AI point-missing quickie
In MindMatters as usual. A clear-minded analysis of claims for and against self-driving cars.
One side is a good reminder TO ME that the skeptic side in the lockdown argument can get carried away with catastrophism. I'm prone to that type of thinking anyway, and I was doing it heavily at first, when it seemed clear that ALL governments were PERMANENTLY locked into lockdowns. Now it appears that the project is more of a test or selection process, determining which presidents and governors and mayors are demented and psychopathic enough to recruit for further Deepstate training. The presidents who completely failed the test (Sweden, Belarus, Japan, Korea, Turkmenistan) haven't been punished. Similarly with the few governors who have failed the test.
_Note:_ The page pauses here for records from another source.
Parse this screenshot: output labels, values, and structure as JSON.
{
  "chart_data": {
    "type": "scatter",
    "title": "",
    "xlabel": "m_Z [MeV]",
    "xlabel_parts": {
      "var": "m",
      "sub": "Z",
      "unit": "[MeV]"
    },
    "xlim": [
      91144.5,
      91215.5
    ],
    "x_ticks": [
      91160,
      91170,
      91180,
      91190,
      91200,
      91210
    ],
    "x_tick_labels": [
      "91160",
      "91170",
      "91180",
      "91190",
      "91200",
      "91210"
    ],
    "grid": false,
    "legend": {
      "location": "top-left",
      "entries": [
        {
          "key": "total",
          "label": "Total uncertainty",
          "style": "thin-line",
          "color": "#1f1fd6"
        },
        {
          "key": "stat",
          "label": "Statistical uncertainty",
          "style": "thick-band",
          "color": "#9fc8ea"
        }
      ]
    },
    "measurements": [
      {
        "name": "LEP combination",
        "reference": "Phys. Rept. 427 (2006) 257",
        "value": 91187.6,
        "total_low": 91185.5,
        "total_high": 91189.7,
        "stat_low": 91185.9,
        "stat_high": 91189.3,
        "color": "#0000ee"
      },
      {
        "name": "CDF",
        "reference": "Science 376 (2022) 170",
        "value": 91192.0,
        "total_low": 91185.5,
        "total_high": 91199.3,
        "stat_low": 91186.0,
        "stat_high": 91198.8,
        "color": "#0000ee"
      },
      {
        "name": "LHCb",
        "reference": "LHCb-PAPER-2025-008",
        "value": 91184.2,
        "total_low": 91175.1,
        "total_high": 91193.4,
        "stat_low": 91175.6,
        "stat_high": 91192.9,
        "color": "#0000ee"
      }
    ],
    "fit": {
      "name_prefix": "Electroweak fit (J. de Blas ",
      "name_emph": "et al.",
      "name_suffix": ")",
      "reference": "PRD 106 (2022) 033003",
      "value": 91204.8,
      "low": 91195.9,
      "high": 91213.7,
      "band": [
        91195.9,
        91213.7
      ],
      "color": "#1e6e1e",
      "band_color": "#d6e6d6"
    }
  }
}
In fact the "failed" leaders are being
richly rewarded by REALITY, with local economies that didn't collapse, and local schools and hospitals and civilizations that remained intact. The sane places will be better off for a long time, maybe forever. This isn't much comfort for those of us who are stuck in the crazy places, but it offers a vague tiny hope of spreading sanity.
= = = = =
The catastrophist side on autonomous cars says that self-driving cars will be the ideal tool for the NEXT fake emergency, since forbidden destinations can be automatically forbidden. You can't get there from here. Luckily, this can't happen because autonomous cars
will never work.
So most of the article is valid, and a good self-calibrator for me.
Here's the point-miss:
There is no clear historical precedent for a society in which almost all vehicles are autonomous.
Ever hear of horses? For thousands of years all vehicles were autonomous. We've only had fully human-directed vehicles since 1920.
With regular human-directed cars, a much simpler way of controlling travel is gas rationing. It was used in WW2 for necessary and good purposes, and Nixon used it in '73 for nefarious Deepstate purposes.